Investigation of the genotoxic potential of the marine biotoxins azaspiracid 1–3

• Time and dose dependent increase in DNA fragmentation in most cell lines, indicating a genotoxic effect of AZA1-3.
• Significant reduction in cell number and clear shift from early to late apoptosis for AZA1-3 in Jurkat T and HepG-2.
• Collective data indicate AZA1-3 is not genotoxic per se; show apoptotic/necrotic processes to be involved in AZAs toxicity.
• Order of sensitivity for AZA1-3 in the present study is, in increasing order, CaCo-2 < HepG-2 < Jurkat T.
• The order of potency of AZA1-3 varies among the cell lines.

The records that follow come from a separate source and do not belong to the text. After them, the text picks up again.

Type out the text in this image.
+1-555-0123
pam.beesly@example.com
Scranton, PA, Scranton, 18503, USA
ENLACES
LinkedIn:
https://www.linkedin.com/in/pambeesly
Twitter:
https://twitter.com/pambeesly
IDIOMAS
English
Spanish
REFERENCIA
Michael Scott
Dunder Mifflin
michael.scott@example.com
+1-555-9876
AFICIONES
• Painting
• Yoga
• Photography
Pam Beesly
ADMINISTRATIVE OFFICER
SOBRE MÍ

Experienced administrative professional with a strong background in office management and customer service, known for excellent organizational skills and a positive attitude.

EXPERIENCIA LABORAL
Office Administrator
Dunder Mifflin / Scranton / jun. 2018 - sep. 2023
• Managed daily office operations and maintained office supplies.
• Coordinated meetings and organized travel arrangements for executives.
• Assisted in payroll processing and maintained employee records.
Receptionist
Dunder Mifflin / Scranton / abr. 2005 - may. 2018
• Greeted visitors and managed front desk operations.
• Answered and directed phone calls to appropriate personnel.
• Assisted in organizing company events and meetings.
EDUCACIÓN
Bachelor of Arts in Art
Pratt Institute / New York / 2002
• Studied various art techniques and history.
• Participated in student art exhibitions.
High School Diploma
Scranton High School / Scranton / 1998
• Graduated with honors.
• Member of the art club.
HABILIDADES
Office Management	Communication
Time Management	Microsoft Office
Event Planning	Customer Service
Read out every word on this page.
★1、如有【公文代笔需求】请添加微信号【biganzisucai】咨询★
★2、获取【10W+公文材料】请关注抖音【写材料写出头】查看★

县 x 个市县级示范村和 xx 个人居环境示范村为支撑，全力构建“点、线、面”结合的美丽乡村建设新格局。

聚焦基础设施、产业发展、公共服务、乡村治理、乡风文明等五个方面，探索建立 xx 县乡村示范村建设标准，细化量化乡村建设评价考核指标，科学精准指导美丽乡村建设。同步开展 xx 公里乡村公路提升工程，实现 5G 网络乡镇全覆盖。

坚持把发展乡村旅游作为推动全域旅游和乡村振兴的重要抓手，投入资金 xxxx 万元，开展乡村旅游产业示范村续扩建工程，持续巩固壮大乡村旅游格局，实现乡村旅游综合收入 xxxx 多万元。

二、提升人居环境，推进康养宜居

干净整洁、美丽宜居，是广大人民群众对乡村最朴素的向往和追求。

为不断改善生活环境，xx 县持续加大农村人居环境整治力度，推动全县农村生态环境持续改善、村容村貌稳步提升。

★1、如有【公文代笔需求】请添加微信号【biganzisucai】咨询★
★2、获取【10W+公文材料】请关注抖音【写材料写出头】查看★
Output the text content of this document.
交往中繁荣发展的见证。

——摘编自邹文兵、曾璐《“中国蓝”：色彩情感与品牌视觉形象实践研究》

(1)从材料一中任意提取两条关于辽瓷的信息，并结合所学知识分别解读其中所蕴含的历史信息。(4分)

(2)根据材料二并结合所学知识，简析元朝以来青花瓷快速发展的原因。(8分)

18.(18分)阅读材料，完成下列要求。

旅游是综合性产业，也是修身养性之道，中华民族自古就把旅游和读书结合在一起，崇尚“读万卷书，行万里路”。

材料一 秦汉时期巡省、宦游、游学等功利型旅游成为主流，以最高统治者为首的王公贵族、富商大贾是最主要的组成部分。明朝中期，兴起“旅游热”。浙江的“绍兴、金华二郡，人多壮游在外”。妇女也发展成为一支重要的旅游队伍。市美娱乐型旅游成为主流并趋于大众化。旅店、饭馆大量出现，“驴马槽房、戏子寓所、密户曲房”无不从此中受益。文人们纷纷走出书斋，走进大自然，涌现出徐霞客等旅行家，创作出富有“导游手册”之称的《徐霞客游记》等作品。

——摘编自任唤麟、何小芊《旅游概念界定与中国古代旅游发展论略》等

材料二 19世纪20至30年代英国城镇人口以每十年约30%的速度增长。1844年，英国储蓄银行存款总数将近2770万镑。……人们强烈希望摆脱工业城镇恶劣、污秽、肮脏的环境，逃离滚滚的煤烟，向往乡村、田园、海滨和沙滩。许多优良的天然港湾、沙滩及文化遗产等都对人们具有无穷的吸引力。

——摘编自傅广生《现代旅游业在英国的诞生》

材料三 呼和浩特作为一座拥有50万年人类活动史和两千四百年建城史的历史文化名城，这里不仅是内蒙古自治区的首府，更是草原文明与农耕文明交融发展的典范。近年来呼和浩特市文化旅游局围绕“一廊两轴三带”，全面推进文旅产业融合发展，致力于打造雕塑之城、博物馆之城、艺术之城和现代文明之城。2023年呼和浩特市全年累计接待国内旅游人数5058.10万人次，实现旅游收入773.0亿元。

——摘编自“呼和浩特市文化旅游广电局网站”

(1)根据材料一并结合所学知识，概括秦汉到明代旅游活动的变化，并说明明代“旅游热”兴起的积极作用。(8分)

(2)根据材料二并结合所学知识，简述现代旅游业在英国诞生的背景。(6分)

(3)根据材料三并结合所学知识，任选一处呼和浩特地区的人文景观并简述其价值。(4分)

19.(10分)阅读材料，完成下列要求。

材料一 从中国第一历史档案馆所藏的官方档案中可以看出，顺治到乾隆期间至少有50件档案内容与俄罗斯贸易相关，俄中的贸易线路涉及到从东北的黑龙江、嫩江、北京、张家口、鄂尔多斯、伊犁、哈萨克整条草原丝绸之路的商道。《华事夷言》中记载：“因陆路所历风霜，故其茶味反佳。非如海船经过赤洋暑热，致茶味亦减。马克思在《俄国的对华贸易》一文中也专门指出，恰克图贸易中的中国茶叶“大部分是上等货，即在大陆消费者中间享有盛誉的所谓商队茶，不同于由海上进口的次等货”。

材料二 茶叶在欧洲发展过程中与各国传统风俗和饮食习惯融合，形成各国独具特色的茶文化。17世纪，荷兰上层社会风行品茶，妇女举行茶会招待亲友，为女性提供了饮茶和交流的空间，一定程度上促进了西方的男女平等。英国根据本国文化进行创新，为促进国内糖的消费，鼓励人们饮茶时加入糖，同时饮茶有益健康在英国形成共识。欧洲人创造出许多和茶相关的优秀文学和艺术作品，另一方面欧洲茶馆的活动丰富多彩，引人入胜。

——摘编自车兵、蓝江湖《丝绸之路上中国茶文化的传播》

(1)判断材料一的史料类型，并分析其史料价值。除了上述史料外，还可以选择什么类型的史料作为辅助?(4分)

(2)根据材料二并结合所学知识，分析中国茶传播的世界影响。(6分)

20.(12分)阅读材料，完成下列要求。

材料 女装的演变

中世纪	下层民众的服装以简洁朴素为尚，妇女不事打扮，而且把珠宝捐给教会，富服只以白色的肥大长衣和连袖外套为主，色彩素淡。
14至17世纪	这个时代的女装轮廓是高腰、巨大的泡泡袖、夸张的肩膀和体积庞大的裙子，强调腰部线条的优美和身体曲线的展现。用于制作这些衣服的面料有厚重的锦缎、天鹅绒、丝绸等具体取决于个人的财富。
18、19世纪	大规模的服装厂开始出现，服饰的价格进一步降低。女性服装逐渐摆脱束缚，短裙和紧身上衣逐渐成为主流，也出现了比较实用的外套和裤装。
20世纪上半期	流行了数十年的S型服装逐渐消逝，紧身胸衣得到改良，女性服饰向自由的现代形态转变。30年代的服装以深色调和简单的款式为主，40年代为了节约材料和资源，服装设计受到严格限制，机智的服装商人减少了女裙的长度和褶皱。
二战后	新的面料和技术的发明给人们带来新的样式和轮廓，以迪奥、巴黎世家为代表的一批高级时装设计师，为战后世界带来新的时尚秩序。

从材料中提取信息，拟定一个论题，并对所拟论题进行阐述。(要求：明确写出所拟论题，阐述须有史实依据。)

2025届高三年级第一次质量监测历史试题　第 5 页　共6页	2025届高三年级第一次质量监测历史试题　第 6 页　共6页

Azaspiracids (AZAs) are the most recently discovered group of biotoxins and are the cause of azaspiracid shellfish poisoning (AZP) in humans. To date over thirty analogues have been identified. However, toxicological studies of AZAs are limited due to the lack of availability of toxins and toxin standards. Most data available are on acute toxicity and there are no data available on genotoxicity of AZAs. This study presents an integrated approach investigating the genotoxic potential of AZA1–3 in cell culture systems using the Comet assay combined with assays to provide information on possible apoptotic processes, cytotoxicity and changes in cell number. Results demonstrate a time and dose dependent increase in DNA fragmentation in most cell lines, indicating a genotoxic effect of AZA1–3. However, a significant reduction in cell number and a clear shift from early to late apoptosis was observed for all analogues in Jurkat T cells and HepG-2 cells; CaCo-2 cells did not show a clear apoptotic profile. Late apoptotic/necrotic cells correlate well with the percentage of tail DNA for all analogues in all three cell lines. All data taken together indicate that AZA1–3 is not genotoxic per se and demonstrate apoptotic/necrotic processes to be involved to some extent in AZAs toxicity. The sensitivities of cell lines and the different potencies of AZA1–3 are in agreement with the literature available. The order of sensitivity for all three AZAs tested in the present study is, in increasing order, CaCo-2 cells < HepG-2 cells < Jurkat T cells. The order of potency of AZA1–3 varies among the cell lines.